Un giorno, dopo qualche mese di assenza dalla sua città natia, Francesco passò dalla latteria e come sempre cercò Jack con lo sguardo nella solita seggiola, non lo vide ed entrò. Ordinando una birretta al grande Pablito, amico peruviano di Jack, chiese se l’avesse visto. La risposta di Pablito, così si chiamava l’omone proprietario della latteria all’angolo di via delle Grazie e salita del Prione, fu uno sguardo allibito che durò per qualche secondo come a chiedersi il motivo di una domanda tanto scomoda quanto superflua. Poi, accorgendosi della reazione turbata di Francesco, glissò, dicendo che era da un po’ di tempo che non lo vedeva e che probabilmente aveva delle cose da fare. Francesco non insistette, Pablito era un 60enne che aveva lasciato il suo paese da ragazzino, probabilmente con un cartone legato con lo spago alla mano, mezzo cognome italiano, forse, e tanta speranza di scappare dalla miseria della sua estrazione sociale. Conosceva Jack da tanto tempo, troppo per parlare di lui con un ragazzo poco più che ventenne con la birra in mano.

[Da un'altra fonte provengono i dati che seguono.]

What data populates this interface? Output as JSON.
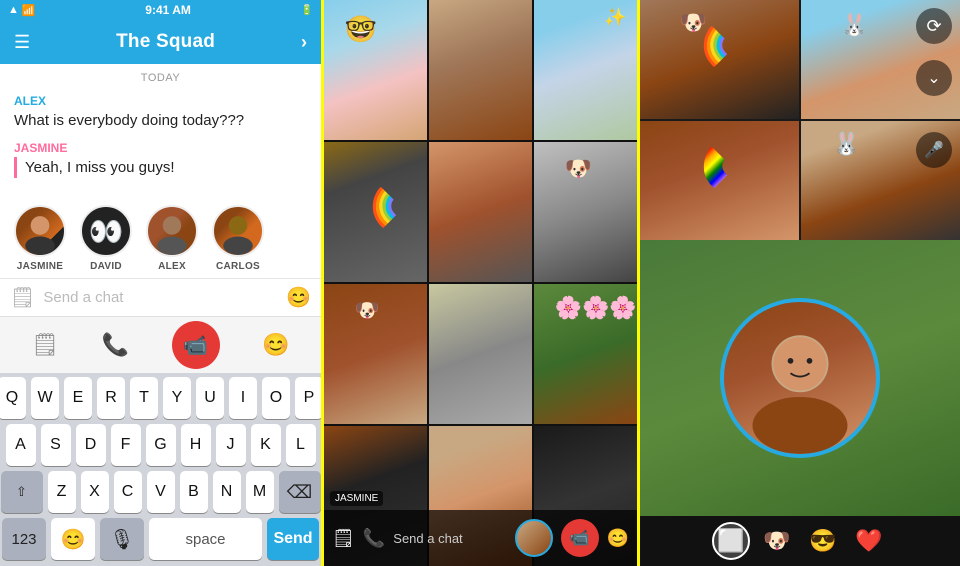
{
  "app": {
    "title": "The Squad",
    "statusBar": {
      "time": "9:41 AM",
      "wifi": "WiFi",
      "battery": "100%"
    }
  },
  "chat": {
    "date": "TODAY",
    "messages": [
      {
        "sender": "ALEX",
        "senderColor": "#27AAE1",
        "text": "What is everybody doing today???"
      },
      {
        "sender": "JASMINE",
        "senderColor": "#FF6B9D",
        "text": "Yeah, I miss you guys!"
      }
    ],
    "avatars": [
      {
        "name": "JASMINE",
        "emoji": "👩"
      },
      {
        "name": "DAVID",
        "emoji": "👀"
      },
      {
        "name": "ALEX",
        "emoji": "👦"
      },
      {
        "name": "CARLOS",
        "emoji": "👦🏽"
      }
    ],
    "inputPlaceholder": "Send a chat",
    "sendLabel": "Send",
    "spaceLabel": "space",
    "numLabel": "123"
  },
  "keyboard": {
    "row1": [
      "Q",
      "W",
      "E",
      "R",
      "T",
      "Y",
      "U",
      "I",
      "O",
      "P"
    ],
    "row2": [
      "A",
      "S",
      "D",
      "F",
      "G",
      "H",
      "J",
      "K",
      "L"
    ],
    "row3": [
      "Z",
      "X",
      "C",
      "V",
      "B",
      "N",
      "M"
    ],
    "micIcon": "🎙",
    "emojiIcon": "😊",
    "deleteIcon": "⌫",
    "shiftIcon": "⇧"
  },
  "middlePanel": {
    "chatPlaceholder": "Send a chat",
    "jasmineName": "JASMINE"
  },
  "rightPanel": {
    "emojis": [
      "⬜",
      "🐶",
      "😎",
      "❤️"
    ],
    "micIcon": "🎤",
    "switchIcon": "🔄"
  },
  "colors": {
    "snapBlue": "#27AAE1",
    "snapYellow": "#FFFC00",
    "red": "#E53935",
    "jasminePink": "#FF6B9D"
  }
}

Francesco finì la birra, uscì, e rimase preoccupato tutta sera. Tornò la settimana seguente, non vide Jack e non chiese nulla a Pablito. Il peruviano però, così lo chiamavano tutti, si accorse della preoccupazione di Francesco, non disse comunque nulla ma gli offri la birra con un sorriso paterno. Jack, Francesco e Pablito non si rividero più, le loro strade assai diverse, incrociate casualmente nelle infinite possibilità di un’esistenza, si divisero nuovamente lasciando qualche ricordo e un po’ di malinconia.